Whether stirred or not, porridge has become part of many people’s lives. Its nutritional value is good, and the soft texture is also beneficial for some people. For example, people who just got braces, they could avoid moving their mouth and jaw too much. It can be difficult for them to chew, so eating porridge is one of the best food options. Moreover, porridge is also good for people who feel sick because they can easily digest the porridge, and chewing doesn’t require much energy.

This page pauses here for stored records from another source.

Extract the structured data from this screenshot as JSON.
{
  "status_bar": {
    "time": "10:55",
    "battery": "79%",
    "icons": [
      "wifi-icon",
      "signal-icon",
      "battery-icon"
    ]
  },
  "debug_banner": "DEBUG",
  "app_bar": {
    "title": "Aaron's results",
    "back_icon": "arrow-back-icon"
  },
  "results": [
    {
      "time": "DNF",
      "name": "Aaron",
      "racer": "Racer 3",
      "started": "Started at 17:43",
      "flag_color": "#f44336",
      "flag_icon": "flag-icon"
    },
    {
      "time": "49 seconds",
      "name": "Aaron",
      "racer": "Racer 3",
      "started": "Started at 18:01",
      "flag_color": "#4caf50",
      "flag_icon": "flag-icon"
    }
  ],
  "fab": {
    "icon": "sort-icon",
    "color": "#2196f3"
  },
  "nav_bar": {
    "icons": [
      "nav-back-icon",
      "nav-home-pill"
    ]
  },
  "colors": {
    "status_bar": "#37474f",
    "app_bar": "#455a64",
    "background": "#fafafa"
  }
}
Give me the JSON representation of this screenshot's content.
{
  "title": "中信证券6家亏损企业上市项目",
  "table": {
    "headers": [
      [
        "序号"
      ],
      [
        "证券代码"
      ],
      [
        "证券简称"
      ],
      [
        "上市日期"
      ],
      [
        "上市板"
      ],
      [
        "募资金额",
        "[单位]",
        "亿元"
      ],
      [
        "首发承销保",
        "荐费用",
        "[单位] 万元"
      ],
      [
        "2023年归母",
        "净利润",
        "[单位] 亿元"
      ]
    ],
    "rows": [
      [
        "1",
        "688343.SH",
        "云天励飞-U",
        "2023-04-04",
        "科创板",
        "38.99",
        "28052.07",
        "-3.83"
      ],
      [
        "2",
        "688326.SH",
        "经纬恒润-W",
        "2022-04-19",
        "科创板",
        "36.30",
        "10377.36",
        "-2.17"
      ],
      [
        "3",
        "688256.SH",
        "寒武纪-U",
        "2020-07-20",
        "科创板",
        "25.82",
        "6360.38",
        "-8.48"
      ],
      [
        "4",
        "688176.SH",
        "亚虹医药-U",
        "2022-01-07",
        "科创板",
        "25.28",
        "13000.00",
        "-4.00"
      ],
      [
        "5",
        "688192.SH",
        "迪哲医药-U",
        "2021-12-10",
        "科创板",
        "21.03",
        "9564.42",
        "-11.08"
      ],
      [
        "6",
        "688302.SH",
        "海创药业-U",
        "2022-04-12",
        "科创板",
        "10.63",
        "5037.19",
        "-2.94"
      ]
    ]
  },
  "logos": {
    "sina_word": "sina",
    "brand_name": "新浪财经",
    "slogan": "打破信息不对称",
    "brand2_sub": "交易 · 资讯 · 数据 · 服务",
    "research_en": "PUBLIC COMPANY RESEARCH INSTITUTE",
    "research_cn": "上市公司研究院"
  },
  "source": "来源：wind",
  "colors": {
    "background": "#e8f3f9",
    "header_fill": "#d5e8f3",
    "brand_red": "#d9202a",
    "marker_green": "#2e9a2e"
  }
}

In conclusion, this difference of preference between porridge being stirred or not isn’t a matter of serious debate but is simply a matter of entertainment among the Indonesian people. Both have a million benefits for the body. No matter how you enjoy your porridge meal, always respect other people who eat it differently from yours!
So… are you part of the stirred porridge team or the unstirred porridge team? Choose your fighter!